Reflections on the UN General Assembly

David Hallam, UK Envoy for post-2015 Development Goals

Arriving in New York as the new UK Envoy on the post-2015 development goals, I confess to having been a little overwhelmed by the proliferation of both high-level and side events on the UN General Assembly (UNGA) calendar.This week has the unique ability to draw in deeply important voices from all corners of the world and all walks of life, and to land upon the hot topics that really matter.

It is telling and exciting that post-2015 has been at the heart of this week’s discussions. Both the UN Secretary-General and the President of the General Assembly should be applauded for their dedication to ensuring that over the coming months, as we maintain the momentum on the Millennium Development Goals (MDGs), we also start to build a post-2015 framework that is visionary, compelling, ambitious and practical.

As the week draws to a close, I wanted to reflect on some of the discussions and statements of the last few days, and to identify some broad emerging themes.

Firstly, I am delighted that the MDG Special Event Outcome Document is so clear on the need for a single set of goals that focus on poverty eradication and put sustainable development at the core. Indeed, this has been the tone of many of the statements and discussions throughout the week, ranging from General Debate speeches to side events with important civil society voices. We need a holistic approach that integrates the three dimensions of sustainable development, an area where perhaps the MDGs could have gone further.

I sense that this need to build on and go beyond the MDGs, and to address issues that the MDGs didn’t cover fully, has growing momentum.

One particular area I want to flag is the call for a framework that includes good governance, peace, the rule of law and human rights.  Whether it has been the “A Million Voices - World We Want” report, events on the rule of law, Member State speeches throughout the week, or indeed the Outcome Document itself, the arguments are compelling. It is clear to me that safety, access to justice and accountable governments are both enablers of development and outcomes of it – girls getting home safe from school; justice being done and seen to be done; people having a voice in the decisions that affect their lives. And this is what people living in poverty are calling for – dignity, safety, a voice.  As we start to build the new framework, we have no excuse for ignoring their calls.

These calls need to shape the way we view the whole post-2015 agenda. For me, some of the most exciting and inspiring moments of the week have come during the side events held by civil society organisations that have brought the voices of the poorest and most marginalised into the room. From meetings and events with MyWorld, Beyond2015 and Stakeholder Forum, and many more, I am reminded, as I was during the consultations undertaken by the High Level Panel, of the experience, expertise and ability offered by those non-state actors. It is essential that this framework reflects what they are saying and makes them active participants, both in the shaping of the framework and the implementation of it. The inaugural meeting of the High Level Political Forum has reinforced the need, not simply for a bold set of goals, but an accountability and review mechanism that turns goals into actions. This requires political will and leadership, and the messages from the first meeting of the Forum were very positive in demonstrating the recognition of this.
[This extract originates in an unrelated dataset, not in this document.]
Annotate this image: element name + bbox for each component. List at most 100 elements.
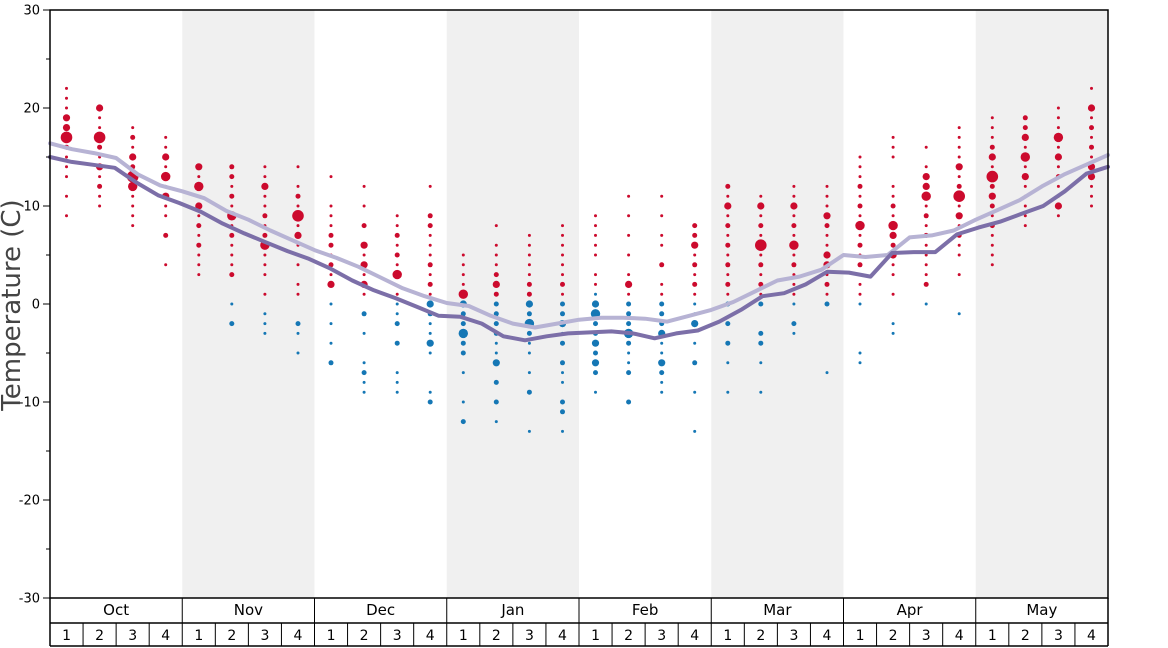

Last, but by no means, least, a prominent theme this week has been the critical importance of girls and women in the post-2015 development agenda. Here, I must declare an interest. On Tuesday the UK, alongside the USA, hosted our annual MDG Countdown, which reflected on some of the amazing progress that has been made in providing girls and women with a voice, choice and control over their lives. The UK’s International Development Secretary, Justine Greening, set out how “investing for women and girls is a virtuous cycle and unlocks progress elsewhere.” This echoes statements and speeches I have heard throughout this week – it is clear that we will not be able to eradicate extreme poverty and leave no one behind if we do not deliver for girls and women. And 113 countries endorsed a historic new ‘Declaration of Commitment to End Sexual Violence in Conflict’ that contains a set of practical and political commitments to end the use of rape and sexual violence as a weapon of war, which terrorises and destroys communities during conflict.

So, as the week draws to a close and those of us not fortunate enough to live in New York pack our bags and head home inspired by the conversations we have had and the people we have met, I urge us all not to lose that inspiration. We need to keep up the energy, maintain the momentum and build on the issues that have been at the heart of discussions here. This week has shown the importance of collaboration, of listening to what people want, and has shown us that there is a need to act now if we are to build a framework that the world deserves.